What are they gonna do, fire us all?

Of course, that would take balls. Balls to stand up for what's right. What's right for the profession, for the public.

Or we could keep 'hand-wringing', and hoping someone else does it for us.

I remember taking a stand. Not a single goddamn one of my peers stood up with me. I wasn't surprised. I got fired. Took three months to find a full time job. I have a wife and 3 kids. It was the worst time of my life.

But I got by. I stood up when it mattered. Every one else can have an opinion about if it was right or wrong, professional ( if that word has any meaning in the retail setting anymore ) or not. At the end of the day, I sleep well.

The greatest lie these corporations every pulled over on us was convincing pharmacists we didn't have power. Alone, we do not.

Together we do. Organize and get something done in your district.
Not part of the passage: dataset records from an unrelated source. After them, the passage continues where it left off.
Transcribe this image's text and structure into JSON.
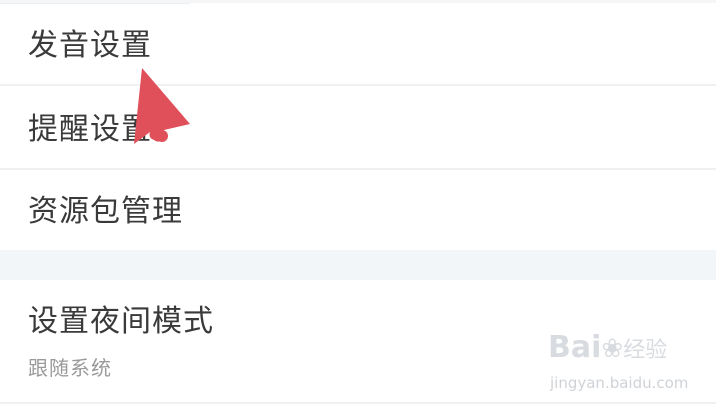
{
  "settings": {
    "items": [
      {
        "label": "发音设置"
      },
      {
        "label": "提醒设置"
      },
      {
        "label": "资源包管理"
      }
    ],
    "night_mode": {
      "label": "设置夜间模式",
      "value": "跟随系统"
    }
  },
  "watermark": {
    "logo_text": "Bai",
    "logo_after": "经验",
    "url": "jingyan.baidu.com"
  },
  "colors": {
    "arrow": "#e0505a",
    "section_gap": "#f3f6f9",
    "label_text": "#3a3a3a",
    "secondary_text": "#9a9a9a"
  },
  "icons": {
    "pointer": "red-arrow-pointer-icon",
    "watermark_paw": "baidu-paw-icon"
  }
}
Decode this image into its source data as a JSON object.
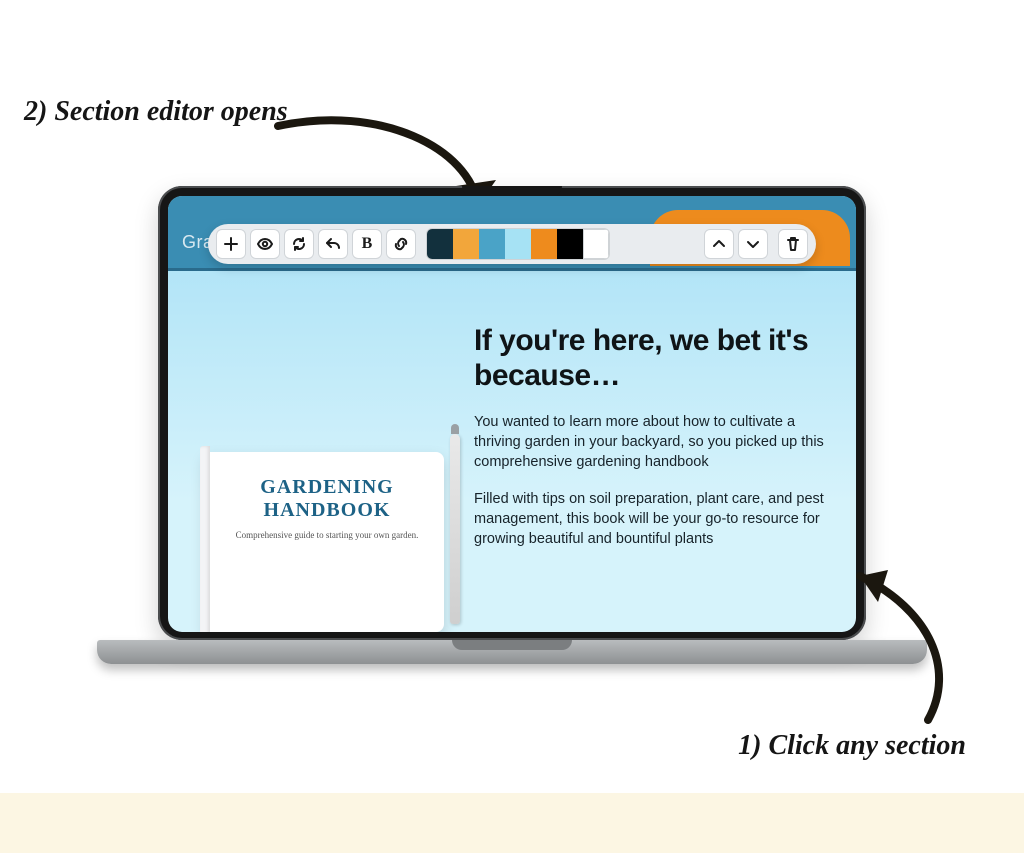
{
  "annotations": {
    "step2": "2) Section editor opens",
    "step1": "1) Click any section"
  },
  "topbar": {
    "brand_clip": "Gra"
  },
  "toolbar": {
    "icons": {
      "add": "plus-icon",
      "preview": "eye-icon",
      "refresh": "refresh-icon",
      "undo": "undo-icon",
      "bold": "B",
      "link": "link-icon",
      "move_up": "chevron-up-icon",
      "move_down": "chevron-down-icon",
      "delete": "trash-icon"
    },
    "palette": [
      "#12303d",
      "#f2a63b",
      "#4aa3c7",
      "#a6e2f4",
      "#ee8b1d",
      "#000000",
      "#ffffff"
    ]
  },
  "hero": {
    "heading": "If you're here, we bet it's because…",
    "p1": "You wanted to learn more about how to cultivate a thriving garden in your backyard, so you picked up this comprehensive gardening handbook",
    "p2": "Filled with tips on soil preparation, plant care, and pest management, this book will be your go-to resource for growing beautiful and bountiful plants"
  },
  "book": {
    "title": "GARDENING HANDBOOK",
    "subtitle": "Comprehensive guide to starting your own garden."
  }
}
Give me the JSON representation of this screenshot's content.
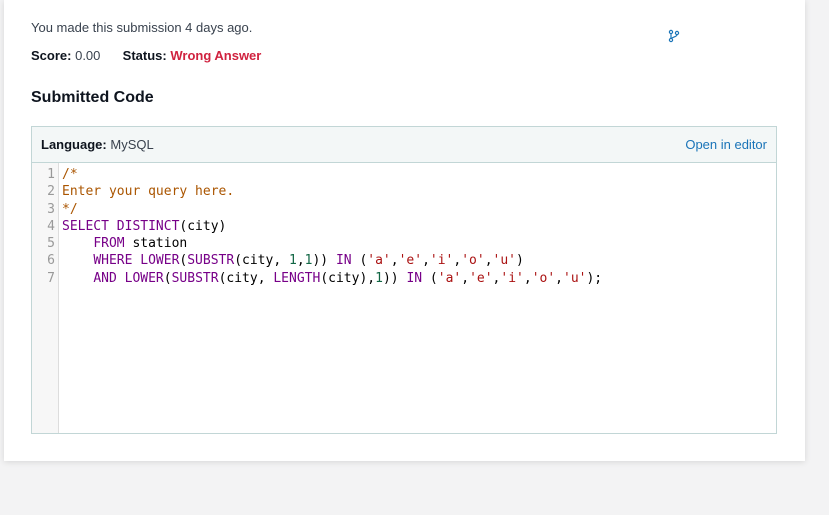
{
  "submission": {
    "made_text": "You made this submission 4 days ago.",
    "score_label": "Score:",
    "score_value": "0.00",
    "status_label": "Status:",
    "status_value": "Wrong Answer",
    "status_color": "#d0223f"
  },
  "section_title": "Submitted Code",
  "code_panel": {
    "language_label": "Language:",
    "language_value": "MySQL",
    "open_in_editor": "Open in editor"
  },
  "icons": {
    "branch": "branch-icon"
  },
  "code": {
    "line_numbers": [
      "1",
      "2",
      "3",
      "4",
      "5",
      "6",
      "7"
    ],
    "lines": [
      [
        {
          "t": "/*",
          "k": "comment"
        }
      ],
      [
        {
          "t": "Enter your query here.",
          "k": "comment"
        }
      ],
      [
        {
          "t": "*/",
          "k": "comment"
        }
      ],
      [
        {
          "t": "SELECT DISTINCT",
          "k": "keyword"
        },
        {
          "t": "(city)",
          "k": "plain"
        }
      ],
      [
        {
          "t": "    ",
          "k": "plain"
        },
        {
          "t": "FROM",
          "k": "keyword"
        },
        {
          "t": " station",
          "k": "plain"
        }
      ],
      [
        {
          "t": "    ",
          "k": "plain"
        },
        {
          "t": "WHERE LOWER",
          "k": "keyword"
        },
        {
          "t": "(",
          "k": "plain"
        },
        {
          "t": "SUBSTR",
          "k": "keyword"
        },
        {
          "t": "(city, ",
          "k": "plain"
        },
        {
          "t": "1",
          "k": "number"
        },
        {
          "t": ",",
          "k": "plain"
        },
        {
          "t": "1",
          "k": "number"
        },
        {
          "t": ")) ",
          "k": "plain"
        },
        {
          "t": "IN",
          "k": "keyword"
        },
        {
          "t": " (",
          "k": "plain"
        },
        {
          "t": "'a'",
          "k": "string"
        },
        {
          "t": ",",
          "k": "plain"
        },
        {
          "t": "'e'",
          "k": "string"
        },
        {
          "t": ",",
          "k": "plain"
        },
        {
          "t": "'i'",
          "k": "string"
        },
        {
          "t": ",",
          "k": "plain"
        },
        {
          "t": "'o'",
          "k": "string"
        },
        {
          "t": ",",
          "k": "plain"
        },
        {
          "t": "'u'",
          "k": "string"
        },
        {
          "t": ")",
          "k": "plain"
        }
      ],
      [
        {
          "t": "    ",
          "k": "plain"
        },
        {
          "t": "AND LOWER",
          "k": "keyword"
        },
        {
          "t": "(",
          "k": "plain"
        },
        {
          "t": "SUBSTR",
          "k": "keyword"
        },
        {
          "t": "(city, ",
          "k": "plain"
        },
        {
          "t": "LENGTH",
          "k": "keyword"
        },
        {
          "t": "(city),",
          "k": "plain"
        },
        {
          "t": "1",
          "k": "number"
        },
        {
          "t": ")) ",
          "k": "plain"
        },
        {
          "t": "IN",
          "k": "keyword"
        },
        {
          "t": " (",
          "k": "plain"
        },
        {
          "t": "'a'",
          "k": "string"
        },
        {
          "t": ",",
          "k": "plain"
        },
        {
          "t": "'e'",
          "k": "string"
        },
        {
          "t": ",",
          "k": "plain"
        },
        {
          "t": "'i'",
          "k": "string"
        },
        {
          "t": ",",
          "k": "plain"
        },
        {
          "t": "'o'",
          "k": "string"
        },
        {
          "t": ",",
          "k": "plain"
        },
        {
          "t": "'u'",
          "k": "string"
        },
        {
          "t": ");",
          "k": "plain"
        }
      ]
    ]
  }
}
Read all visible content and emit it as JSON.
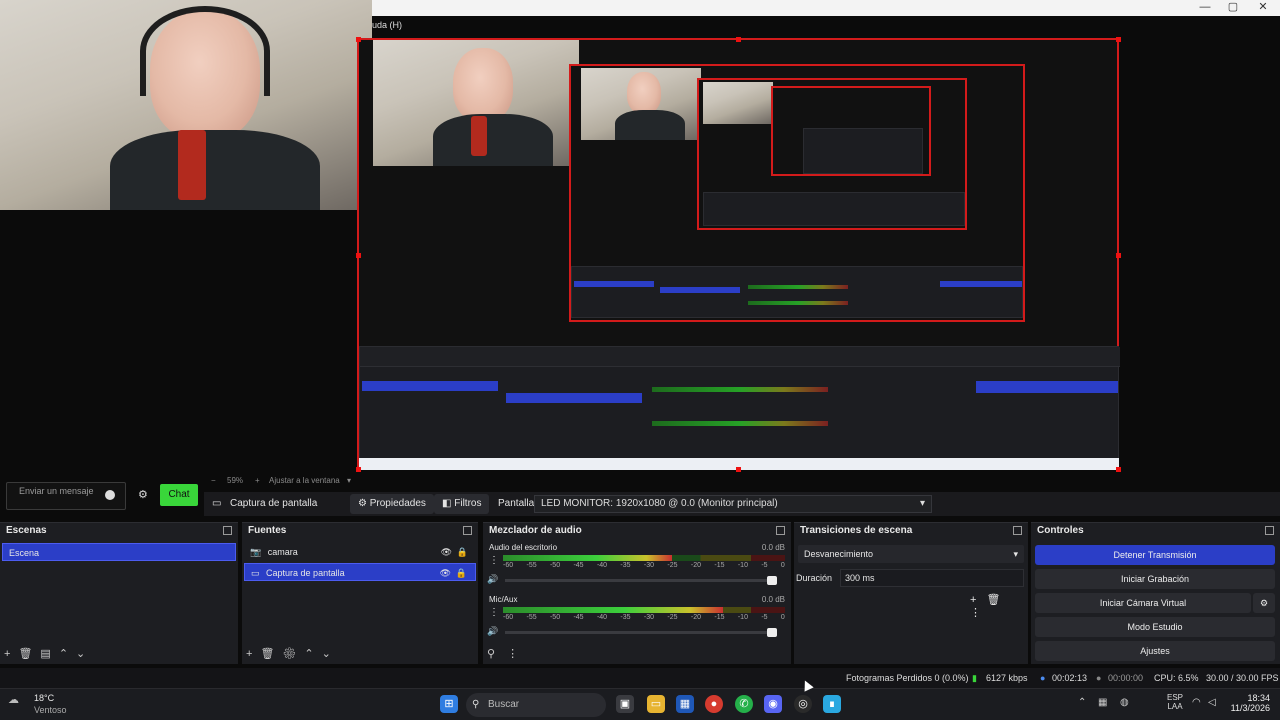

The day is fast approaching where your jobs will be made irrelevant by the men in suits.

You may not be as lucky as me.

Anonymous said...

This is very sad news and it will only get worse as there is now a surplus of pharmacists in the market due to the new schools that are also profit houses.

I am a pharmacist but I do not work in retail but retail pharmacy is really the cornerstone of pharmacy. I have written several letters to the BOP over multiple unsafe practices and I have cc'd many pharmacy organizations as well to no response. There needs to be a new organization, a union perhaps, that is run by and for pharmacists so that the profession and the public can be protected.

Our profession is becoming a "factory job" and we need to make sure that doesn't happen, and the only way to do that is through a collective voice especially now since so many new grads will take any job for any pay coming out with so much debt. The whole system is broken from pharmacy schools to the corporations that employ us; the only thing that matters is the money. If money is the only thing that matters, let's see what happens when pharmacists unionize, stage a stand out, and the companies have to shut down for a day....money talks and we have to get the "system's" attention by hitting them where it hurts.

Does anyone know if anyone is working on a pharmacist union? I would join ASAP....

Other ideas? We have a ton of smart professionals out there; collectively we must be able to stop this madness....

Anonymous said...

Unions and walk outs will not work because there are thousands of unemployed pharmacists who are willing to cross the line to take the job. This kind of stuff needs to be spread to media outlets everywhere. That's the only way you will be heard. You, AngryPharmacist, and Jim Plagakis have great blogs and deliver spot on truths about retail. Unfortunately, however, your readers are mostly pharmacists(including me) in the same boat as you who are too afraid to speak up or they will be terminated.
To reach a wider base, we need to send these letters to the Washington Post, NY times, NBC, CBS, etc, not blogs that have mostly pharmacists as an audience (or the APhA, which is a joke of an organization). If more people are aware of the stress that retail corporations give to pharmacists and technicians and the danger that it puts patients in, then things will start to improve.
Bottom line, Walgreens, CVS, and Rite Aid care about money and the way they make money is through the customer, not pharmacists. If the customer is dissatisfied, then that will put pressure on retail to make changes. And the way to do that is to go through the media, not pharmacy blogs.

Keep doing what your doing, still love your blog.